With a jolt, Max opened his eyes. It was still dark and he sighed, hoping it was morning with the possibility of a warm sun. He rubbed his face briskly, trying to restore some feeling, and then pulled the blanket over his head, breathing quickly to fill the space with warmth.
He was only thirteen, thin and pale-skinned. He hadn’t washed in weeks; it was just too cold, but thankfully he had eaten enough to keep going. There was a Chinese restaurant that backed onto the alley and every night their trash was filled with left over food, and scraps. As long as he ate from the days refuse it was fine, but anything older would make him puke for hours, as he found out. When the sun touched the alley that metal bin became an oven, and it stunk like nothing he’d ever smelt. All in all, the alley was secluded and relatively safe; not like the park or under the overpass. There, people got drunk and fought incessantly, stealing from one another and worse. It was dangerous.
He drew his legs up a little further trying to produce a little extra warmth and closed his eyes again, praying for sleep without dreams. Exhausted, it didn’t take long, but memories were hard to abate.
He was about five, sitting on his bed playing with a small band of plastic soldiers. In the background his father was bellowing, the sounds of his voice like a tornado. Max tried not to listen, to pretend it wasn’t happening, but as the screaming match rose to a crescendo he close his eyes tightly and covered his ears. The turmoil within him was like a knife in his stomach. It hurt like nothing else.
There was silence, and Max opened his eyes and saw through the window his father’s car reversing out the drive, its tyres screeching. The car turned and sped down the road; a cloud of white smoke trailing. That was the last time Max ever saw his Dad.
After half the night of reliving the darkness in his life, Max finally slept, deeply and with a welcomed oblivion; he was lost, yet found.
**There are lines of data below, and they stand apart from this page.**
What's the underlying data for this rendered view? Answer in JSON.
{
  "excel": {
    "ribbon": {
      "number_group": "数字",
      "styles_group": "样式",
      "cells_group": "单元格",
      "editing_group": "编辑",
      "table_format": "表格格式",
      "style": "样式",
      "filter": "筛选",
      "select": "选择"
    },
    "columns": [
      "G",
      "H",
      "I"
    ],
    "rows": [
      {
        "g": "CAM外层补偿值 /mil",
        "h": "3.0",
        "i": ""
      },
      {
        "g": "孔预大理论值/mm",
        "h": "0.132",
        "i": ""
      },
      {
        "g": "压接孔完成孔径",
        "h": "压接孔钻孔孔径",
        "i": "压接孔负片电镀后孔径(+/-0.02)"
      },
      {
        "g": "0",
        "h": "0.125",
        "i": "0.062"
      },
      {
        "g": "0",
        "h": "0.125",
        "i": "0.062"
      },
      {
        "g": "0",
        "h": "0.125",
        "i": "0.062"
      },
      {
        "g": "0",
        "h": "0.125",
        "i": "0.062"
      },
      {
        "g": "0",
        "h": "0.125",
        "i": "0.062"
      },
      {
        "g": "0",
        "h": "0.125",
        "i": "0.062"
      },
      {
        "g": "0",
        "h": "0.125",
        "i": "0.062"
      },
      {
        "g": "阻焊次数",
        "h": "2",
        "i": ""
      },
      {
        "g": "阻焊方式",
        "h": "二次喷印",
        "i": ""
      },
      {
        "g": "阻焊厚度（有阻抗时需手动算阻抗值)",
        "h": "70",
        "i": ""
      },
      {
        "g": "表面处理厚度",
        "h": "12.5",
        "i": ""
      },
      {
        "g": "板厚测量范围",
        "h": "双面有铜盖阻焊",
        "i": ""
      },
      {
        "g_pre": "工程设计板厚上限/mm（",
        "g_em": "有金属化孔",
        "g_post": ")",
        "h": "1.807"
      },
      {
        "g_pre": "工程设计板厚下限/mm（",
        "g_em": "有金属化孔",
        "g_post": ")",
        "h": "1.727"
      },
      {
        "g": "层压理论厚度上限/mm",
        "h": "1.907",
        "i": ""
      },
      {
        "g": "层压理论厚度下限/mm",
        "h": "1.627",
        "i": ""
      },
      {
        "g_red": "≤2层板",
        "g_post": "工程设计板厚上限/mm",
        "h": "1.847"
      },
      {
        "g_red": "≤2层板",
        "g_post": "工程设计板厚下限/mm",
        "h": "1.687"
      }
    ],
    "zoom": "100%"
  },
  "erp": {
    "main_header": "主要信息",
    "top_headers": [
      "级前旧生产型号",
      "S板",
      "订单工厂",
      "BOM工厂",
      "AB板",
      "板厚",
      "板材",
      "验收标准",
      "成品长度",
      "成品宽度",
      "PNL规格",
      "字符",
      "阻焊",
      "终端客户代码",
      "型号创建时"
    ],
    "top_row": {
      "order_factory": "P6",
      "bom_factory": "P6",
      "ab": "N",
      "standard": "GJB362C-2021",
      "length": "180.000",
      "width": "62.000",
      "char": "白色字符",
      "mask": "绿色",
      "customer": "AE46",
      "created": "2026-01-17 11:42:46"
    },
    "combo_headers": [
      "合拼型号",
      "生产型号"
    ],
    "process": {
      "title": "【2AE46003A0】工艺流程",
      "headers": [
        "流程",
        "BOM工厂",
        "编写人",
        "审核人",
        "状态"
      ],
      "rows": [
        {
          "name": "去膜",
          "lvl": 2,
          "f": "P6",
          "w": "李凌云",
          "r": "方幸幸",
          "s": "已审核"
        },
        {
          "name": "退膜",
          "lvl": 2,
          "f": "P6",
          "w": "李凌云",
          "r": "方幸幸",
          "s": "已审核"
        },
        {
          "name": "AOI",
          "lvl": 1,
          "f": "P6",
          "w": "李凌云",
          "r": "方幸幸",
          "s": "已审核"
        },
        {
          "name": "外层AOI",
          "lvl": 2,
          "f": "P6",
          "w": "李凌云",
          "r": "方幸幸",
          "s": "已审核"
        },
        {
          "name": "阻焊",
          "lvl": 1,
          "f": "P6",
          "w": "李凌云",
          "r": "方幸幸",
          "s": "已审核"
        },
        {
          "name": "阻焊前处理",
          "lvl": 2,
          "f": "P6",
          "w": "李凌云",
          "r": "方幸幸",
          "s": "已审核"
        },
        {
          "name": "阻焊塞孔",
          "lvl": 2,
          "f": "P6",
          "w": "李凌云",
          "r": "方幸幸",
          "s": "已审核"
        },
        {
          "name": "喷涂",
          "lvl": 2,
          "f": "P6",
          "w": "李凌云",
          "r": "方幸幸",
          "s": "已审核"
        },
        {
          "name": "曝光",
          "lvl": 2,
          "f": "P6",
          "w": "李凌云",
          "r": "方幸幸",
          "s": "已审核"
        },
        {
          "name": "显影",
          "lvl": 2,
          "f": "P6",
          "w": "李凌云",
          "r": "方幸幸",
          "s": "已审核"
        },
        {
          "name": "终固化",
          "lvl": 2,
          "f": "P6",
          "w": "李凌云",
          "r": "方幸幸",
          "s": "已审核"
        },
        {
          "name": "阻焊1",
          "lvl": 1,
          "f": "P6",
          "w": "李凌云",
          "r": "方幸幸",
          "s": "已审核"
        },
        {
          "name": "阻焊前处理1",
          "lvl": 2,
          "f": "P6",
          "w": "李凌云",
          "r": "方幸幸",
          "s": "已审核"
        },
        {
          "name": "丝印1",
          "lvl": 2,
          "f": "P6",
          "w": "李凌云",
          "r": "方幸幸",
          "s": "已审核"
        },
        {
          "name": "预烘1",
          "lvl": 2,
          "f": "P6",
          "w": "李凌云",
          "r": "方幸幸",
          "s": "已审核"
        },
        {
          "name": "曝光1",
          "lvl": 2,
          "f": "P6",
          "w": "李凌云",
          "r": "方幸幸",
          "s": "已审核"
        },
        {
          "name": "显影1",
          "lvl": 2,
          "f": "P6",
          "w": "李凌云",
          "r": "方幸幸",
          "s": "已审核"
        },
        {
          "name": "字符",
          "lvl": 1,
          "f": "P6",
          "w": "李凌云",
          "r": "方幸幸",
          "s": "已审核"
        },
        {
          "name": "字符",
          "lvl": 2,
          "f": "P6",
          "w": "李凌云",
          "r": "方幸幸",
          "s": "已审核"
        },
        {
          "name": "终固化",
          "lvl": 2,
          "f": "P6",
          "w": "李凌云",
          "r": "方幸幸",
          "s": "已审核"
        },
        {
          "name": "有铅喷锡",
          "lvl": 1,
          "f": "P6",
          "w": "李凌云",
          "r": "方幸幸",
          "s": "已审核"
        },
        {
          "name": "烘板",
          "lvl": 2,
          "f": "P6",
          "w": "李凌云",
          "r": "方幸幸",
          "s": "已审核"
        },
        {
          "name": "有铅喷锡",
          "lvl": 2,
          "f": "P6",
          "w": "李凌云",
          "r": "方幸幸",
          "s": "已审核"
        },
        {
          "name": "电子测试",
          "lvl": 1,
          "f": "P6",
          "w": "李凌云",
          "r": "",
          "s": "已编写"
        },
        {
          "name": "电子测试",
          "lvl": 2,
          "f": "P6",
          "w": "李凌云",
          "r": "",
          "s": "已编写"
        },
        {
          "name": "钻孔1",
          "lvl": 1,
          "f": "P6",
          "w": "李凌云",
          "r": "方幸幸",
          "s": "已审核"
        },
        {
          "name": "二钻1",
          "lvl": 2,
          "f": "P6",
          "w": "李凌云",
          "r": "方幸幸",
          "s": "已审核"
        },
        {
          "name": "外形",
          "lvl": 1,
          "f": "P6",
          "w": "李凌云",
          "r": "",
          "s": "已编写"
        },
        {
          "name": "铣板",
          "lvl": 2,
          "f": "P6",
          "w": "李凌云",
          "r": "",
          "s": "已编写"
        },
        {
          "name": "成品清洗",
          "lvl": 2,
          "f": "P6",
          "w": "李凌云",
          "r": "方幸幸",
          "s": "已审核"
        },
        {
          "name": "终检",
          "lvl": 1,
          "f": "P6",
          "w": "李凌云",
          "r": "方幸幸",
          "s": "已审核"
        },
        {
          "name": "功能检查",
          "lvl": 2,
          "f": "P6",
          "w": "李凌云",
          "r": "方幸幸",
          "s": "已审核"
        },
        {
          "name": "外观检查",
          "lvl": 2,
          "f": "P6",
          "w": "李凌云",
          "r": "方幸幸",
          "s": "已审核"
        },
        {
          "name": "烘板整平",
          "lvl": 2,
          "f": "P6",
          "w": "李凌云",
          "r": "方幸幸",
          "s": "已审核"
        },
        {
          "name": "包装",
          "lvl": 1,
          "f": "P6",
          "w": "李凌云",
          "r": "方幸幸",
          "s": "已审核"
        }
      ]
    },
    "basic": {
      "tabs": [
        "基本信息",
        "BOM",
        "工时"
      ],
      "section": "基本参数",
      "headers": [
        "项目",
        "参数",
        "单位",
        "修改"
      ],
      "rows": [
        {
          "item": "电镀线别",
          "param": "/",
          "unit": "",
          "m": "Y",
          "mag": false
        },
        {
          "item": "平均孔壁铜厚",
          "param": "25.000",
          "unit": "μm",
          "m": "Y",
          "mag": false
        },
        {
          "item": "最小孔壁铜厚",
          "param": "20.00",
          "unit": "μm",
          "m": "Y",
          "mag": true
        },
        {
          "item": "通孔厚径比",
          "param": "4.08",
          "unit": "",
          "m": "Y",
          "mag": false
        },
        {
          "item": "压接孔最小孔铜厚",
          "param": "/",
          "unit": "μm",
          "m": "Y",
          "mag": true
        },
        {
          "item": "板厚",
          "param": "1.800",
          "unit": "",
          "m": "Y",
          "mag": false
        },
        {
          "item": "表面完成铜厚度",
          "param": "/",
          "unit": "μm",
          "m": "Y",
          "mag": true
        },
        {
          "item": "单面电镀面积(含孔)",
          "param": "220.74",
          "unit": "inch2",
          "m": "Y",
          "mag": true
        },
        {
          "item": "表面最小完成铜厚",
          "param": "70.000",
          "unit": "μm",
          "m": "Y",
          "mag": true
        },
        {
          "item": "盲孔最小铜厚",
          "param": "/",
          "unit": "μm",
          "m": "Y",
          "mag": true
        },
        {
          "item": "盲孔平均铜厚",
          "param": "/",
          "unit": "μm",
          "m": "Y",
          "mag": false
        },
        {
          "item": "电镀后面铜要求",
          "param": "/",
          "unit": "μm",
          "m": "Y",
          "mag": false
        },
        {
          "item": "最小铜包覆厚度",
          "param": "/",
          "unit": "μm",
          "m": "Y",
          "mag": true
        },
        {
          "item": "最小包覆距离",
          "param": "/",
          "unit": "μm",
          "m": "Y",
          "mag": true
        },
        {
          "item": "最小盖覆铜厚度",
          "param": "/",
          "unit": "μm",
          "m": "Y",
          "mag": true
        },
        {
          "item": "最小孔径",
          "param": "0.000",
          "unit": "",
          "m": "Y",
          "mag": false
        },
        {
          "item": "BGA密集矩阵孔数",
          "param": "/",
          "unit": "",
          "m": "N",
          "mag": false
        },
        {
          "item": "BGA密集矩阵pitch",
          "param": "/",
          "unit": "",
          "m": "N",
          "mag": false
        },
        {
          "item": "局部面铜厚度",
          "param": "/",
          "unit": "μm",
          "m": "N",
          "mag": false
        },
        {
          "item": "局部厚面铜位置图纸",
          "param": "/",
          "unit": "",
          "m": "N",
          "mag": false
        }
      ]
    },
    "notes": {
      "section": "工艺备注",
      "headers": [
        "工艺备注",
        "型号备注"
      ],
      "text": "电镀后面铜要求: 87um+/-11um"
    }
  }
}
About 10am, the first shards of light entered the alley and the warmth of the sun touched the old packing box in which Max slept. The warmth was welcomed and Max stirred, feeling its comfort imbue his tiny frame. He rolled onto his back and eased the blanket from over his head. With eyes squinted, trying to deal with morning light, Max sat up and yawned.
Between the flaps of the box, he noticed there was someone standing outside. He flinched and drew back. The upper flap slowly opened and a woman peered into the box.
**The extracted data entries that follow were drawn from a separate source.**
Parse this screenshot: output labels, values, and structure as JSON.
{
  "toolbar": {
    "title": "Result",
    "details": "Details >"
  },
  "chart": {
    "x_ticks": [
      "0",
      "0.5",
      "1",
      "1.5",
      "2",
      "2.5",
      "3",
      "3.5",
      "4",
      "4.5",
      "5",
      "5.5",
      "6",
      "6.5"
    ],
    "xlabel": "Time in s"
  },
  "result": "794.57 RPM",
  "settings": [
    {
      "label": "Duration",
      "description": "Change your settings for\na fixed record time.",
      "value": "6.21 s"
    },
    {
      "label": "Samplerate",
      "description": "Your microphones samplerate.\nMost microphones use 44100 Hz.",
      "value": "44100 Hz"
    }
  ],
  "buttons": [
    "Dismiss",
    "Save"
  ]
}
‘Good morning young man,’ she said.
Max looked into her eyes but said nothing. She wore some kind of uniform, like a soldier or something.
‘Are you hungry?’ she asked, with a kind voice.
Max felt a little bit more at ease and nodded. The woman extended her hand into the box. It was very clean and her nails were perfectly cut and pink. Hesitantly Max extended his hand, fragile and filthy as it was, his nails black with dirt.
When her hand took his, it was the warmest hand he’d ever felt. That hand alone could have kept him warm all night. He slowly climbed from the box and stood up, looking at her kind brown eyes. She continued to hold his hand, and Max could feel she wasn’t going to let go. And for the first time, he didn’t want to let go.